As a way to help manage insurance premium rates, insurance companies use several ways to mitigate the impact of a loss against an insurance policy.

  1. One way to do this is to make the peril in question ineligible for any coverage, i.e. flood insurance under a homeowner’s policy.
  2. A second way is to make it a peril eligible but only after a waiting period determined by policy benefits, i.e. hospital inpatient care.
  3. A third way is limited number of days coverage will be provided, i.e. extended outpatient care of 121 days.
  4. A fourth is the use of deductibles before any coverages are eligible for coverage.
  5. A fifth is the co-insurance provision above and beyond any of the methods mentioned.

In all types of property insurance premiums, the amount of co-insurance has a major impact on what the premium is going to be. An example: Your home is estimated to be worth $300,000 if it was to be totally destroyed. The insurance company upon issuance of a fire policy immediately accepts the total $300,000 liability; but the chances of you having a total loss throws a monkey wrench into the actuarial equation. Recognizing this, the insurance company issues a decree that if you will keep your home insured to 80%, in the event of a partial loss, the company will pay the total minus the deductible.

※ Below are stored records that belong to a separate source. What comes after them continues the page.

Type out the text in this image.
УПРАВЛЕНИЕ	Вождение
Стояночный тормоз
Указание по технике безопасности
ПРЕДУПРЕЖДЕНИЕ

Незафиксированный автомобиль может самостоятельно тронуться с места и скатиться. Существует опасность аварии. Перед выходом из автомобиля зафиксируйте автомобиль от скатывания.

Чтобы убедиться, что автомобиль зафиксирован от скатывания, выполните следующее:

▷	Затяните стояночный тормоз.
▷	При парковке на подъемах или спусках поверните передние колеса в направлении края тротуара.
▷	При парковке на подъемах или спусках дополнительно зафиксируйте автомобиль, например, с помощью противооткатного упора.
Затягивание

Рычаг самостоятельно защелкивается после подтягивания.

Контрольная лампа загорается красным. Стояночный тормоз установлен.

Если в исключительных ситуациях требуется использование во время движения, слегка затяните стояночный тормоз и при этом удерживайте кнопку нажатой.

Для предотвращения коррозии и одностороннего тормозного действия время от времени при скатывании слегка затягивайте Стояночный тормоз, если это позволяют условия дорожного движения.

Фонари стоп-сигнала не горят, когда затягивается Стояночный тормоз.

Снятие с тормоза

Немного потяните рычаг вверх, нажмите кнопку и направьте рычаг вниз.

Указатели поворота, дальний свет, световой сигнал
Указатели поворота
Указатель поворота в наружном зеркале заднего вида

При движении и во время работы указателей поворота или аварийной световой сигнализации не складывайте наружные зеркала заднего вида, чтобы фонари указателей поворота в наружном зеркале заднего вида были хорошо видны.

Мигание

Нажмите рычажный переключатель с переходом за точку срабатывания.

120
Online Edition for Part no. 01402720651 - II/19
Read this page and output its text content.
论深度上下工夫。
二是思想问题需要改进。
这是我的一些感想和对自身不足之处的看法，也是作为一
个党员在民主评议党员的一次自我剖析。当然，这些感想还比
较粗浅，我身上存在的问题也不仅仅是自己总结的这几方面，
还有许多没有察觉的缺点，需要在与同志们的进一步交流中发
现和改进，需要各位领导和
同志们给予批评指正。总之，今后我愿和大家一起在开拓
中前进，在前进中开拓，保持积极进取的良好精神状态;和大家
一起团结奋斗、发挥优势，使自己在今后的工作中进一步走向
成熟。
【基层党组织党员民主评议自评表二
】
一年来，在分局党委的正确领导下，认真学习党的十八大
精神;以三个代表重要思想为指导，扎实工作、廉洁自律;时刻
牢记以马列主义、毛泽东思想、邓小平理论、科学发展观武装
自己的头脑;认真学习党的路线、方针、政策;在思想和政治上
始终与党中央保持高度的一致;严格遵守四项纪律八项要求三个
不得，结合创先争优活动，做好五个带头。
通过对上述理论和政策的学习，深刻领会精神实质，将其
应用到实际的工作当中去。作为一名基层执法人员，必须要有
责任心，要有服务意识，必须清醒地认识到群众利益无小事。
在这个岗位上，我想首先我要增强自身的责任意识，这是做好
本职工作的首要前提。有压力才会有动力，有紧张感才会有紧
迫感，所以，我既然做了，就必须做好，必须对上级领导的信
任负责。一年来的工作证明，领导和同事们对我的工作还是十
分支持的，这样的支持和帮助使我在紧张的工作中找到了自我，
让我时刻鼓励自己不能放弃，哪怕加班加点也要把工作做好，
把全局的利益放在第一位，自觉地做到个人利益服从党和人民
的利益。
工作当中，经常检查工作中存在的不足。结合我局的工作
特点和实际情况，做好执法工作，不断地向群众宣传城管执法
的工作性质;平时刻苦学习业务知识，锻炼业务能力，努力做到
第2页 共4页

If your insurance drops below 80% of value and you have a partial loss, then only the amount equal to the percentage amount of coverage will be paid, i.e. $300,000 total value home insured for $200,000 with a $10,000 loss. Since 80% of the total is $240,000 only $6,666 of the $10,000 loss minus deductible would be paid. If on the other hand you had kept home insured to $240,000 the full $10,000 minus deductible would have been paid.

In commercial coinsurance percentages are factored into the initial premium being quoted.  The closer one gets to insuring at 100% of replacement value, the lower the premium will be per $1000 coverage. Some premiums are figured at 90% or 80% thus having a higher premium per $1000 being paid. The rationale is one does not know what part of the 100% insured structure is going to be damaged, but the insurance company is collecting premium for the potential of total loss so is collecting more premium. With the coinsurance provision being met, partial losses will be paid in full under any co-insurance provision so the only risk for insuring at a percent less than 100% is if you are insuring at 80% 0r 90% and have a total loss.

Part of the responsibility of the risk manager is to determine how much the company wants to participate at the time of loss as opposed to paying a higher premium over time, thus reducing the amount to be paid at the time of loss. Decision time!